Sanofi said on Tuesday it hopes to take over the consumer health care unit of German peer Boehringer Ingelheim via an asset swap, making the French pharmaceutical giant the sector's world leader.
Sanofi is offering its animal health unit Merial in exchange for Boehringer's consumer health, or non-prescription drugs, business plus 4.7 billion euros ($5.2 billion) in cash in exclusive negotiations between both companies.
The announcement was a shot in the arm for Sanofi shares, which posted a healthy 4.8 percent increase at 78.33 in midday Paris trading.
If concluded, the deal would give Sanofi close to 4.6 percent of the world's consumer health care market, making it the global leader in the segment. The German company's Chinese operations are, however, not part of the talks.
Boehringer meanwhile would become the world's number two in animal health.
Sanofi's animal health unit Merial is valued at 11.4 billion euros in the deal and the assets Boehringer is bringing to the table at 6.7 billion.

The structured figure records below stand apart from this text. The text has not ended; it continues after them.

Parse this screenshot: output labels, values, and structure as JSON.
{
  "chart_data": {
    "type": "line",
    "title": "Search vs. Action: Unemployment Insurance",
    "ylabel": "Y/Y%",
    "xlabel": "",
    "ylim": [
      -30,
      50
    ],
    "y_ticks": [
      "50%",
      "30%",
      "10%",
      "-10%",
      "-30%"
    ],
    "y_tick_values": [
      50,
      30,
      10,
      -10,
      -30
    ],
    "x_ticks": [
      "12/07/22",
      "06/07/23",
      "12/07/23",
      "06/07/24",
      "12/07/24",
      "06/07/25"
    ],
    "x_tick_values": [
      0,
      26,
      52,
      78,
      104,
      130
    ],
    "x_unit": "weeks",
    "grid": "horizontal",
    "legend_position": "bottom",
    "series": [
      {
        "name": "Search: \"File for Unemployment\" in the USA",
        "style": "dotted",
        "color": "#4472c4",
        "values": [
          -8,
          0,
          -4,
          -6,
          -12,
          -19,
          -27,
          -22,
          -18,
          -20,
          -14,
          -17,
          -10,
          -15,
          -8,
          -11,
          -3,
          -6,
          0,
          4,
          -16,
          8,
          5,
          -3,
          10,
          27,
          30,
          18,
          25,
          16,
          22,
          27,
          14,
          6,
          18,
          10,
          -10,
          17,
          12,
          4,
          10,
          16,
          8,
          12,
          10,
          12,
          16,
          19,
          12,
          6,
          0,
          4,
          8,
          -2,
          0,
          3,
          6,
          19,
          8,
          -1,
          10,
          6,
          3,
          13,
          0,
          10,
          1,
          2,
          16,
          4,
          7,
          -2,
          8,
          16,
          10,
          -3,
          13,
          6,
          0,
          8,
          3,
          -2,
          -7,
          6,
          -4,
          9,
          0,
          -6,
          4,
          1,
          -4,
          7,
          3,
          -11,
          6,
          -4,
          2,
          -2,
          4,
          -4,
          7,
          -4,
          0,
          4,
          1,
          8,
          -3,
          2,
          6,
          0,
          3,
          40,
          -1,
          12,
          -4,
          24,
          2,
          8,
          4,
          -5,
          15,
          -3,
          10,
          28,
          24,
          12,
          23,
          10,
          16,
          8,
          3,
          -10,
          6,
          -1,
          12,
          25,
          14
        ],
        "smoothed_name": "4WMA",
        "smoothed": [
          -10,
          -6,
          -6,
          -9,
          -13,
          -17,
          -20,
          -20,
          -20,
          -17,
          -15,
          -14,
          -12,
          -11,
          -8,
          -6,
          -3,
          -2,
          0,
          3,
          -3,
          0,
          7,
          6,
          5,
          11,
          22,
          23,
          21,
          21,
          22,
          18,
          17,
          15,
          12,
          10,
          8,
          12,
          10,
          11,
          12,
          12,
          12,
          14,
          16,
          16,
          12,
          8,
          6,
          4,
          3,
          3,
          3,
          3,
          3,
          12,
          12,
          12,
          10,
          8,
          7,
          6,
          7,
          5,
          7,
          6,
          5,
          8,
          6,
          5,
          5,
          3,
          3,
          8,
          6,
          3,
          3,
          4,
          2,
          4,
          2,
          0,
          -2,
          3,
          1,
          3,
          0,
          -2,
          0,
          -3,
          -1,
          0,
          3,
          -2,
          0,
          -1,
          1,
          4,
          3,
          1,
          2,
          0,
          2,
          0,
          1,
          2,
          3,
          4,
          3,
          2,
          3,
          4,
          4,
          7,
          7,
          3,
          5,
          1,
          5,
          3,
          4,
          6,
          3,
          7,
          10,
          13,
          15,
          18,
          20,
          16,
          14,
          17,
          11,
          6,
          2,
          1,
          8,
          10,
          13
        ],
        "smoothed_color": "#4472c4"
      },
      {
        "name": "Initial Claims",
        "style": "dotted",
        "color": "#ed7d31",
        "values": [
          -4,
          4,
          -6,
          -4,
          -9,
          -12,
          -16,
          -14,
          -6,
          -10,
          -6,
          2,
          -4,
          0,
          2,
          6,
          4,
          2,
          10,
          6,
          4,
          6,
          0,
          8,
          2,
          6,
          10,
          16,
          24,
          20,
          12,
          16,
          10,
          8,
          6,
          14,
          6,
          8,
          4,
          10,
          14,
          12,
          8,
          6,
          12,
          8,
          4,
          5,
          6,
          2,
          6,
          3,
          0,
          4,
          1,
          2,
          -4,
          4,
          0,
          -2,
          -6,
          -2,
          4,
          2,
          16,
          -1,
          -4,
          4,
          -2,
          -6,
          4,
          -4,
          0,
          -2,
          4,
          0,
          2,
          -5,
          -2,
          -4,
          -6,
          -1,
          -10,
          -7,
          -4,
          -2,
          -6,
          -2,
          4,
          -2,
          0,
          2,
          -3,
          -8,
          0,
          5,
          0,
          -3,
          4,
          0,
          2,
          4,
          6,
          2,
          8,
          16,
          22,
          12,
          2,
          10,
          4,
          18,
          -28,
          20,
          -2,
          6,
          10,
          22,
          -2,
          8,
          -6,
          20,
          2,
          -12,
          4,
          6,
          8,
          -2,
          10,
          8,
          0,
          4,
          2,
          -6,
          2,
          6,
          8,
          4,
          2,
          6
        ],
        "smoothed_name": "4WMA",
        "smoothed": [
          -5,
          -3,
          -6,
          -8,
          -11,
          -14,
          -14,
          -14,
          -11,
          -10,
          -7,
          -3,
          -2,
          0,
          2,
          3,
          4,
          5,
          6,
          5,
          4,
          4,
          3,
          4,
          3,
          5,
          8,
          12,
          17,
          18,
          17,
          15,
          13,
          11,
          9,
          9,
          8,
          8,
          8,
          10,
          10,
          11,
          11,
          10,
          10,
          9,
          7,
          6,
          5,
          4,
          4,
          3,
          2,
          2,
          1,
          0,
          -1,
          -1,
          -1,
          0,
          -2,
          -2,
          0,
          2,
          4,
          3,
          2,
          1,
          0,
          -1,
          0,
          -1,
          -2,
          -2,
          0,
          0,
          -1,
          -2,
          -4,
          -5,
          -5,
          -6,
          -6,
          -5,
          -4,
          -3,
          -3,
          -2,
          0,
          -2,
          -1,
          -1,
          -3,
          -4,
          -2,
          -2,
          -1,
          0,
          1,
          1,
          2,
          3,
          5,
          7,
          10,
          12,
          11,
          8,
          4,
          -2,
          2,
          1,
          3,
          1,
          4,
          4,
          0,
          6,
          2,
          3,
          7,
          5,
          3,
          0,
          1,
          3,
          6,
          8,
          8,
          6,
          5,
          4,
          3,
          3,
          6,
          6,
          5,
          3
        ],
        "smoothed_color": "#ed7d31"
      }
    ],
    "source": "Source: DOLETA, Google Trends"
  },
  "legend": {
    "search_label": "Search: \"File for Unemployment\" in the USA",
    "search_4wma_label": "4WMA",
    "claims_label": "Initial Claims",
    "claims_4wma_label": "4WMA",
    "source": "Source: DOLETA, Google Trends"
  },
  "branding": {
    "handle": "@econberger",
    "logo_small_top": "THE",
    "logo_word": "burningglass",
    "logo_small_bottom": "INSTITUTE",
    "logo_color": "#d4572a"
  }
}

"The consumer health care business of Boehringer Ingelheim would strengthen Sanofi's position in Germany and in Japan, where Sanofi's presence is limited," Sanofi said in a statement.
Its presence in the United States and Latin America would also see a "significant expansion", it said.
Boehringer's consumer health care unit includes leading brands in anti-spasmodics, laxatives, vitamins and cough treatments.
"This transaction would allow Sanofi to become a world leader in the attractive non-prescription medicines market and would bring a complementary portfolio with highly recognised brands, allowing for mid and long term value creation," Sanofi chief executive Olivier Brandicourt, said in the statement.
"The acquisition is perfectly in line with the announced strategy, with the potential for large synergies, which is very reassuring for markets," Natixis analyst Philippe Lanone told AFP.
In addition to the deal itself, stock market sentiment was also underpinned by Sanofi's announcement that it would use part of the deal's proceeds to buy back its own shares from the market, boosting future earnings per share.
Sanofi's last major acquisition dates back to 2011, when it bought US bio-technology company Genzyme for 15 billion euros.
Last month, Sanofi warned that profits would stagnate for the next two years during a major restructuring drive which would include a streamlining of its product portfolio. At the time, Sanofi also flagged that it would possibly spin off its animal health division.